The Wooden Bench
Mar 22, 2026
Back in 2004, I went through one of the most difficult seasons of my life. I struggled deeply, briefly stepped away from college, and found myself praying constantly but feeling like my prayers went unanswered for years. I never stopped believing in God, but I began to wonder if He was really there.
In July of 2022, when I first started working with my coach, he talked to me about paying attention to signs. Around that time, my youngest daughter had drawn several pictures with huge bubble letters that said, “In God We Trust.” She didn’t just draw it once; she made four different versions. My coach told me that message was for me. I remember feeling taken aback, but from that moment on, I started paying close attention.
As part of my coaching, I did a regression session. During my session, my coach asked me what I wanted to sit on before starting. Without thinking much about it, I said a wooden bench.
In the call, there was a presence. A shadowy figure that would not show its face.
I did my regression on a Friday afternoon while my girls were at their dad’s house for the weekend. I didn’t share with anyone what came up nor did I analyze it yet...that was for my follow-up with my coach. They did not return until Monday after school. The following Tuesday night, around 9 p.m., my oldest daughter called me into her room, she had drawn me a picture and wanted to show me. I walked in, and my eyes immediately went to an image she drew. I asked her if she had drawn a boat.
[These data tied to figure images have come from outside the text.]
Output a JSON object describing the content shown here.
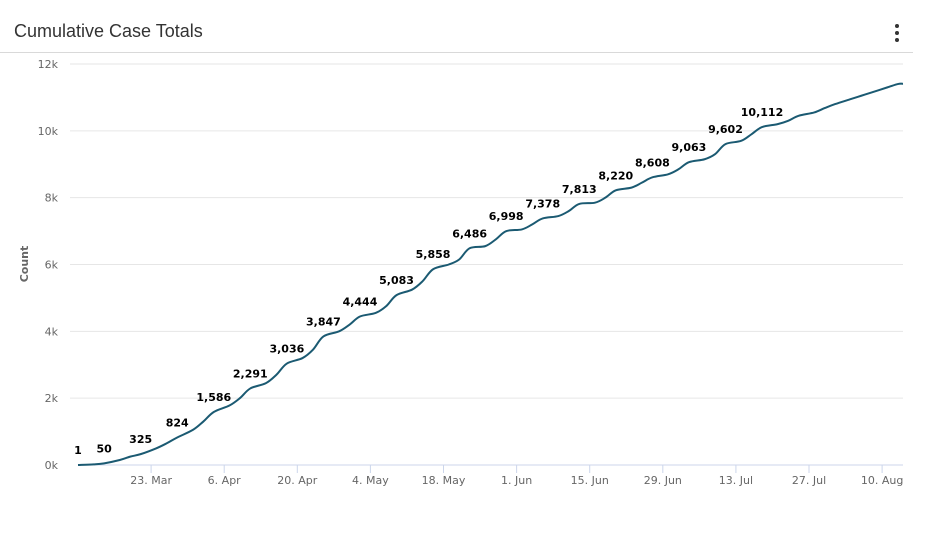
{
  "card": {
    "title": "Cumulative Case Totals",
    "menu_icon": "vertical-ellipsis-icon"
  },
  "colors": {
    "line": "#1b5a72",
    "grid": "#e6e6e6",
    "axis_line": "#ccd6eb"
  },
  "chart_data": {
    "type": "line",
    "title": "Cumulative Case Totals",
    "xlabel": "",
    "ylabel": "Count",
    "x_type": "date",
    "x_range": [
      "2020-03-09",
      "2020-08-14"
    ],
    "ylim": [
      0,
      12000
    ],
    "y_ticks": [
      0,
      2000,
      4000,
      6000,
      8000,
      10000,
      12000
    ],
    "y_tick_labels": [
      "0k",
      "2k",
      "4k",
      "6k",
      "8k",
      "10k",
      "12k"
    ],
    "x_ticks": [
      {
        "date": "2020-03-23",
        "label": "23. Mar"
      },
      {
        "date": "2020-04-06",
        "label": "6. Apr"
      },
      {
        "date": "2020-04-20",
        "label": "20. Apr"
      },
      {
        "date": "2020-05-04",
        "label": "4. May"
      },
      {
        "date": "2020-05-18",
        "label": "18. May"
      },
      {
        "date": "2020-06-01",
        "label": "1. Jun"
      },
      {
        "date": "2020-06-15",
        "label": "15. Jun"
      },
      {
        "date": "2020-06-29",
        "label": "29. Jun"
      },
      {
        "date": "2020-07-13",
        "label": "13. Jul"
      },
      {
        "date": "2020-07-27",
        "label": "27. Jul"
      },
      {
        "date": "2020-08-10",
        "label": "10. Aug"
      }
    ],
    "grid": true,
    "legend": false,
    "series": [
      {
        "points": [
          [
            "2020-03-09",
            1
          ],
          [
            "2020-03-12",
            20
          ],
          [
            "2020-03-14",
            50
          ],
          [
            "2020-03-17",
            150
          ],
          [
            "2020-03-19",
            250
          ],
          [
            "2020-03-21",
            325
          ],
          [
            "2020-03-24",
            500
          ],
          [
            "2020-03-26",
            650
          ],
          [
            "2020-03-28",
            824
          ],
          [
            "2020-03-31",
            1050
          ],
          [
            "2020-04-02",
            1300
          ],
          [
            "2020-04-04",
            1586
          ],
          [
            "2020-04-07",
            1780
          ],
          [
            "2020-04-09",
            2000
          ],
          [
            "2020-04-11",
            2291
          ],
          [
            "2020-04-14",
            2450
          ],
          [
            "2020-04-16",
            2700
          ],
          [
            "2020-04-18",
            3036
          ],
          [
            "2020-04-21",
            3200
          ],
          [
            "2020-04-23",
            3450
          ],
          [
            "2020-04-25",
            3847
          ],
          [
            "2020-04-28",
            4000
          ],
          [
            "2020-04-30",
            4200
          ],
          [
            "2020-05-02",
            4444
          ],
          [
            "2020-05-05",
            4550
          ],
          [
            "2020-05-07",
            4750
          ],
          [
            "2020-05-09",
            5083
          ],
          [
            "2020-05-12",
            5250
          ],
          [
            "2020-05-14",
            5500
          ],
          [
            "2020-05-16",
            5858
          ],
          [
            "2020-05-19",
            6000
          ],
          [
            "2020-05-21",
            6150
          ],
          [
            "2020-05-23",
            6486
          ],
          [
            "2020-05-26",
            6550
          ],
          [
            "2020-05-28",
            6750
          ],
          [
            "2020-05-30",
            6998
          ],
          [
            "2020-06-02",
            7050
          ],
          [
            "2020-06-04",
            7200
          ],
          [
            "2020-06-06",
            7378
          ],
          [
            "2020-06-09",
            7450
          ],
          [
            "2020-06-11",
            7600
          ],
          [
            "2020-06-13",
            7813
          ],
          [
            "2020-06-16",
            7850
          ],
          [
            "2020-06-18",
            8000
          ],
          [
            "2020-06-20",
            8220
          ],
          [
            "2020-06-23",
            8300
          ],
          [
            "2020-06-25",
            8450
          ],
          [
            "2020-06-27",
            8608
          ],
          [
            "2020-06-30",
            8700
          ],
          [
            "2020-07-02",
            8850
          ],
          [
            "2020-07-04",
            9063
          ],
          [
            "2020-07-07",
            9150
          ],
          [
            "2020-07-09",
            9300
          ],
          [
            "2020-07-11",
            9602
          ],
          [
            "2020-07-14",
            9700
          ],
          [
            "2020-07-16",
            9900
          ],
          [
            "2020-07-18",
            10112
          ],
          [
            "2020-07-21",
            10200
          ],
          [
            "2020-07-23",
            10300
          ],
          [
            "2020-07-25",
            10450
          ],
          [
            "2020-07-28",
            10550
          ],
          [
            "2020-07-30",
            10680
          ],
          [
            "2020-08-01",
            10800
          ],
          [
            "2020-08-04",
            10950
          ],
          [
            "2020-08-06",
            11050
          ],
          [
            "2020-08-08",
            11150
          ],
          [
            "2020-08-11",
            11300
          ],
          [
            "2020-08-13",
            11400
          ],
          [
            "2020-08-14",
            11410
          ]
        ]
      }
    ],
    "annotations": [
      {
        "date": "2020-03-09",
        "value": 1,
        "label": "1"
      },
      {
        "date": "2020-03-14",
        "value": 50,
        "label": "50"
      },
      {
        "date": "2020-03-21",
        "value": 325,
        "label": "325"
      },
      {
        "date": "2020-03-28",
        "value": 824,
        "label": "824"
      },
      {
        "date": "2020-04-04",
        "value": 1586,
        "label": "1,586"
      },
      {
        "date": "2020-04-11",
        "value": 2291,
        "label": "2,291"
      },
      {
        "date": "2020-04-18",
        "value": 3036,
        "label": "3,036"
      },
      {
        "date": "2020-04-25",
        "value": 3847,
        "label": "3,847"
      },
      {
        "date": "2020-05-02",
        "value": 4444,
        "label": "4,444"
      },
      {
        "date": "2020-05-09",
        "value": 5083,
        "label": "5,083"
      },
      {
        "date": "2020-05-16",
        "value": 5858,
        "label": "5,858"
      },
      {
        "date": "2020-05-23",
        "value": 6486,
        "label": "6,486"
      },
      {
        "date": "2020-05-30",
        "value": 6998,
        "label": "6,998"
      },
      {
        "date": "2020-06-06",
        "value": 7378,
        "label": "7,378"
      },
      {
        "date": "2020-06-13",
        "value": 7813,
        "label": "7,813"
      },
      {
        "date": "2020-06-20",
        "value": 8220,
        "label": "8,220"
      },
      {
        "date": "2020-06-27",
        "value": 8608,
        "label": "8,608"
      },
      {
        "date": "2020-07-04",
        "value": 9063,
        "label": "9,063"
      },
      {
        "date": "2020-07-11",
        "value": 9602,
        "label": "9,602"
      },
      {
        "date": "2020-07-18",
        "value": 10112,
        "label": "10,112"
      }
    ]
  }
}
She replied, “No mom, it’s a wooden bench.”
It wasn’t just the bench. She had drawn what showed up in my regression session. The bench was there along with a message that stopped me in my tracks.
I immediately asked her where she got the idea, and she looked at me and said, “It just came to me and I drew it.”
In that moment, I knew I wasn’t walking through life by myself.
Since then, I’ve realized that even in seasons that feel uncertain or hard, signs of hope and understanding often show up quietly, in ways we might not notice at first. If we stay open those lessons and moments often appear when we least expect them.
Encouragement does not always arrive in obvious ways. Sometimes it shows up quietly…a conversation, a song, a note, a reminder, or even your child’s drawing. Whether you follow a faith, are questioning it, or do not believe, I hope my story reminds you that when you cannot see it yet, something may still be unfolding.
Sometimes the answers don’t arrive loudly...they show up quietly in moments we almost miss.